Has anyone come up with a documentation method to document how their project stores data into an HDF5 file.

  • What format (Markdown, Restructured Text, HTML, other? )
  • Do you use tables, hierarchical lists, outlines?

Essentially I am trying to document things like:

  • This group will be named “foo” and have 3 attributes of types {String, Int, float} with values of {“Hello”, 10, 3.14159}. The group can have 2 data sets, those have names “Bar” and “Baz” and have …

Things like that. With the ultimate goal of the final rendered documentation being actually easy to read and understand.

If anyone has any examlpes that they have seen for the layout of this kind of documentation I sure would appreciate it.

Thanks
Mike Jackson

1 Like

XDMF, https://www.xdmf.org, is an example that uses text files (XML) to describe the data. XML might not be the best for easier documentation inclusion than the ones you mentioned, but some projects convert XML to markdown, for example.

Maybe HDF5/JSON. See also the section on JSON schema. G.
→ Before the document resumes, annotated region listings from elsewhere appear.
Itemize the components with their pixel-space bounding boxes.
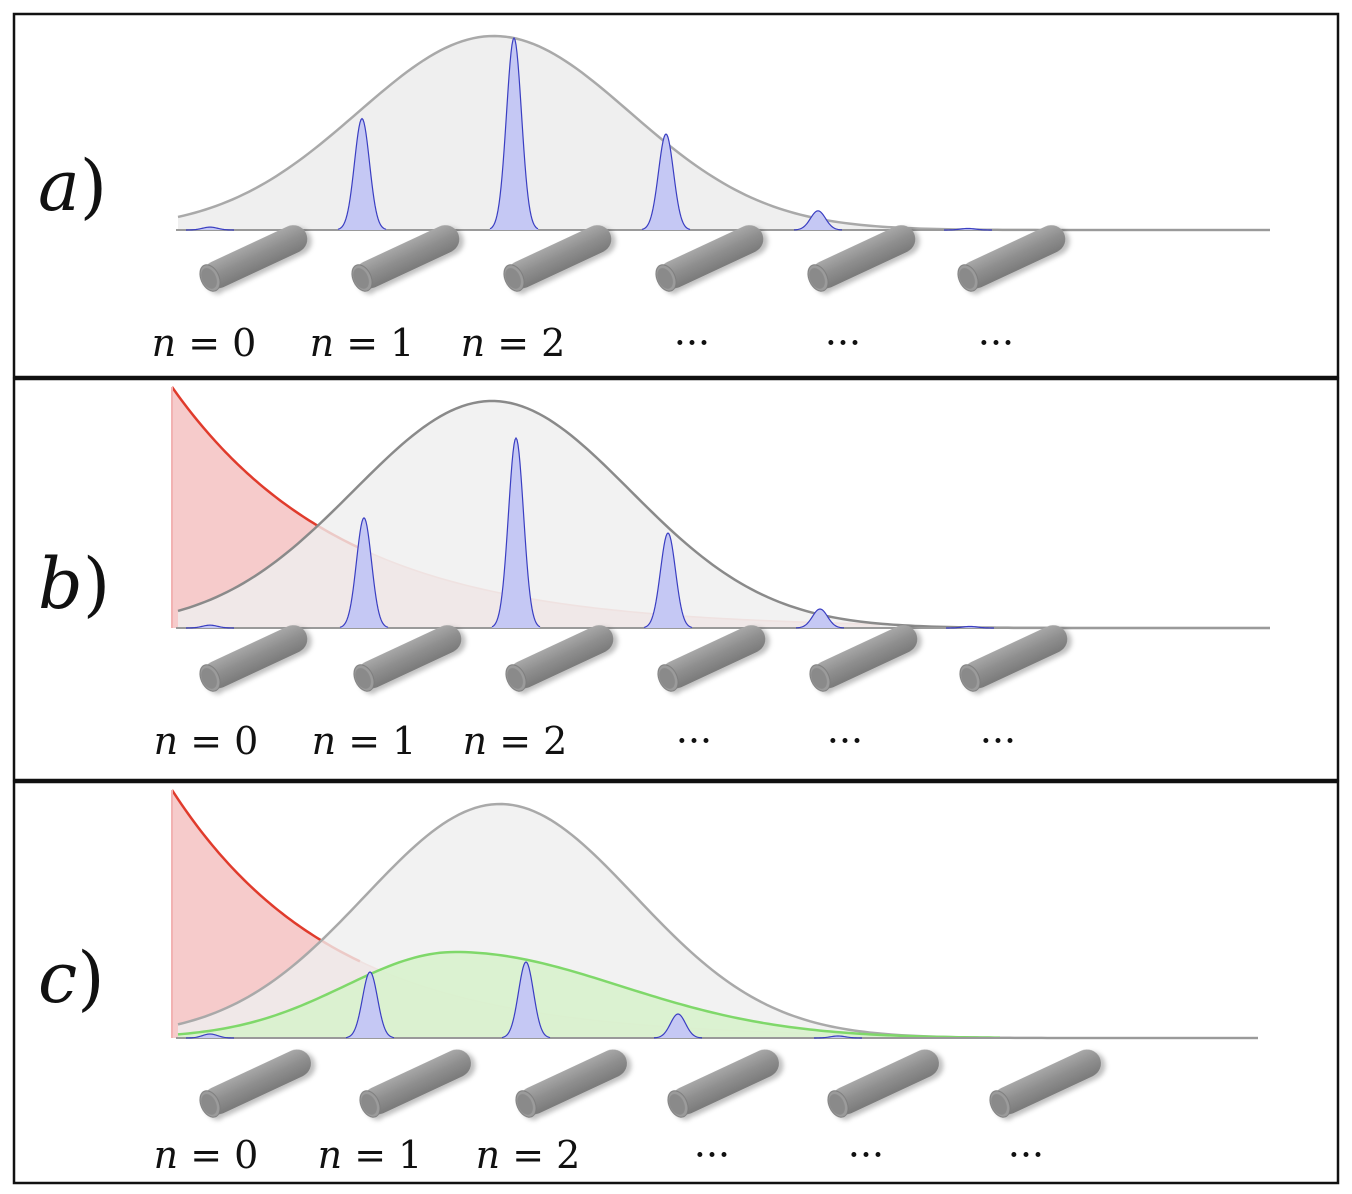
site-label-0: n = 0: [154, 719, 259, 763]
peak-n5-outline: [946, 625, 994, 629]
site-label-0: n = 0: [152, 321, 257, 365]
rod-site-2: [503, 225, 612, 292]
rod-site-3: [657, 625, 766, 692]
panel-label-a: a): [38, 145, 107, 227]
panel-b: b) n = 0 n = 1 n = 2 ··· ··· ···: [12, 377, 1340, 782]
peak-n3-outline: [641, 133, 691, 231]
panel-label-c: c): [38, 937, 105, 1019]
panel-border: [12, 780, 1340, 1185]
rod-site-5: [989, 1049, 1102, 1118]
rod-site-0: [199, 1049, 312, 1118]
rod-site-1: [359, 1049, 472, 1118]
site-label-1: n = 1: [310, 321, 415, 365]
site-label-3: ···: [676, 719, 712, 763]
rod-site-4: [807, 225, 916, 292]
panel-border: [12, 12, 1340, 379]
rod-site-2: [505, 625, 614, 692]
rod-site-5: [959, 625, 1068, 692]
green-curve-fill: [178, 952, 1000, 1038]
rod-site-2: [515, 1049, 628, 1118]
panel-border: [12, 377, 1340, 782]
site-label-4: ···: [848, 1133, 884, 1177]
envelope-fill: [178, 36, 1270, 230]
peak-n2-outline: [491, 436, 541, 628]
peak-n0-outline: [185, 624, 235, 629]
peak-n4-outline: [793, 210, 843, 231]
panel-label-b: b): [38, 543, 110, 625]
site-label-2: n = 2: [476, 1133, 581, 1177]
panel-a: a) n = 0 n = 1 n = 2 ··· ··· ···: [12, 12, 1340, 379]
peak-n4-outline: [795, 608, 845, 629]
green-curve-line: [177, 950, 1001, 1039]
site-label-5: ···: [1008, 1133, 1044, 1177]
site-label-5: ···: [978, 321, 1014, 365]
peak-n2-outline: [489, 36, 539, 230]
site-label-3: ···: [674, 321, 710, 365]
peak-n5-outline: [944, 227, 992, 231]
peak-n1-outline: [339, 516, 389, 628]
panel-c: c) n = 0 n = 1 n = 2 ··· ··· ···: [12, 780, 1340, 1185]
site-label-3: ···: [694, 1133, 730, 1177]
envelope-fill: [178, 401, 1270, 628]
peak-n0-outline: [185, 1033, 235, 1039]
site-label-0: n = 0: [154, 1133, 259, 1177]
rod-site-4: [827, 1049, 940, 1118]
peak-n1-outline: [337, 117, 387, 230]
site-label-2: n = 2: [461, 321, 566, 365]
rod-site-3: [667, 1049, 780, 1118]
site-label-2: n = 2: [463, 719, 568, 763]
rod-site-1: [351, 225, 460, 292]
site-label-1: n = 1: [312, 719, 417, 763]
rod-site-4: [809, 625, 918, 692]
site-label-5: ···: [980, 719, 1016, 763]
site-label-4: ···: [827, 719, 863, 763]
rod-site-0: [199, 625, 308, 692]
rod-site-1: [353, 625, 462, 692]
peak-n1-outline: [345, 971, 395, 1039]
peak-n3-outline: [643, 532, 693, 629]
rod-site-0: [199, 225, 308, 292]
peak-n4-outline: [813, 1035, 863, 1039]
peak-n3-outline: [653, 1013, 703, 1039]
rod-site-3: [655, 225, 764, 292]
site-label-1: n = 1: [318, 1133, 423, 1177]
peak-n0-outline: [185, 226, 235, 231]
peak-n2-outline: [501, 961, 551, 1039]
site-label-4: ···: [825, 321, 861, 365]
rod-site-5: [957, 225, 1066, 292]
One issue with HDF5/JSON for this task is that all HDF5 groups and datasets are represented flat which is not something users expect for a hierarchical data format. I tried to address this by proposing a YAML-based approach, described here. This was my little pet project, nothing official, and I did not do anything beyond a draft spec and several examples.
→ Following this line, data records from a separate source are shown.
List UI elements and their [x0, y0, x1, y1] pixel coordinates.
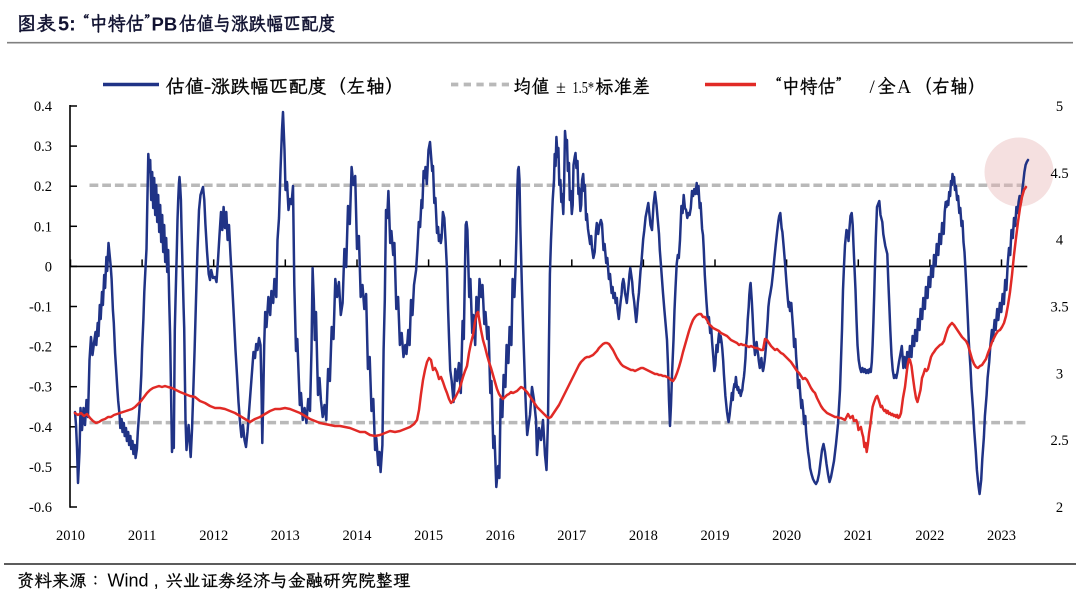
svg-text:2023: 2023 [987, 528, 1016, 544]
svg-text:1.5*: 1.5* [573, 78, 595, 97]
svg-text:-0.6: -0.6 [29, 500, 52, 516]
svg-text:0.1: 0.1 [34, 219, 52, 235]
svg-text:5: 5 [1056, 99, 1063, 115]
svg-text:3.5: 3.5 [1050, 300, 1068, 316]
svg-text:Wind: Wind [108, 571, 149, 591]
svg-text:2021: 2021 [844, 528, 873, 544]
svg-text:2018: 2018 [629, 528, 658, 544]
svg-text:2: 2 [1056, 500, 1063, 516]
svg-text:2011: 2011 [128, 528, 156, 544]
svg-text:0.3: 0.3 [34, 139, 52, 155]
svg-text:2022: 2022 [915, 528, 944, 544]
svg-text:0.2: 0.2 [34, 179, 52, 195]
svg-text:,: , [154, 571, 159, 592]
svg-text:-0.2: -0.2 [29, 340, 52, 356]
svg-text:-0.1: -0.1 [29, 300, 52, 316]
svg-text:2020: 2020 [772, 528, 801, 544]
svg-text:5:: 5: [58, 13, 76, 35]
svg-text:2.5: 2.5 [1050, 433, 1068, 449]
svg-text:2015: 2015 [414, 528, 443, 544]
svg-text:2017: 2017 [557, 528, 586, 544]
svg-text:2014: 2014 [343, 528, 373, 544]
svg-text:±: ± [556, 77, 566, 97]
svg-text:2010: 2010 [56, 528, 85, 544]
svg-text:3: 3 [1056, 366, 1063, 382]
svg-text:2019: 2019 [701, 528, 730, 544]
svg-text:/: / [870, 77, 876, 98]
svg-text:0.4: 0.4 [34, 99, 53, 115]
svg-text:-0.4: -0.4 [29, 420, 53, 436]
svg-text:2012: 2012 [199, 528, 228, 544]
svg-text:4: 4 [1056, 233, 1064, 249]
svg-text:4.5: 4.5 [1050, 166, 1068, 182]
svg-text:2013: 2013 [271, 528, 300, 544]
svg-text:A: A [897, 77, 911, 98]
svg-text:-0.3: -0.3 [29, 380, 52, 396]
svg-text:0: 0 [45, 259, 52, 275]
svg-text:-0.5: -0.5 [29, 460, 52, 476]
svg-text:PB: PB [152, 13, 178, 34]
svg-text:2016: 2016 [486, 528, 515, 544]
A related question is whether it is better for users to describe content in terms of domain-specific objects that happen to be encoded in HDF5, rather than having to do this encoding themselves and write it out at the HDF5 level of detail.

-Aleksandar

Yup, it’s all about the audience.

I like the approach taken by h5RDMtoolbox.

G.

I’ve personally heard same question asked many times so some kind of a solution seems to be long overdue. Is there (finally) enough interest in the wider HDF community to tackle it and develop something? This is going to be the topic of my Call the Doctor session next Tuesday.

-Aleksandar

1 Like

I took a very quick look at that project and they do seem to preset the information in a good way. I also am looking at https://github.com/oinanoanalysis/h5oina/blob/master/H5OINAFile.md as an example.

We would like to essentially have someone who does not run our software be able to read the doc and understand where to find their data in the hdf5 file. If someone really wants to write an HDF5 file that conforms to our spec it could be used for that also.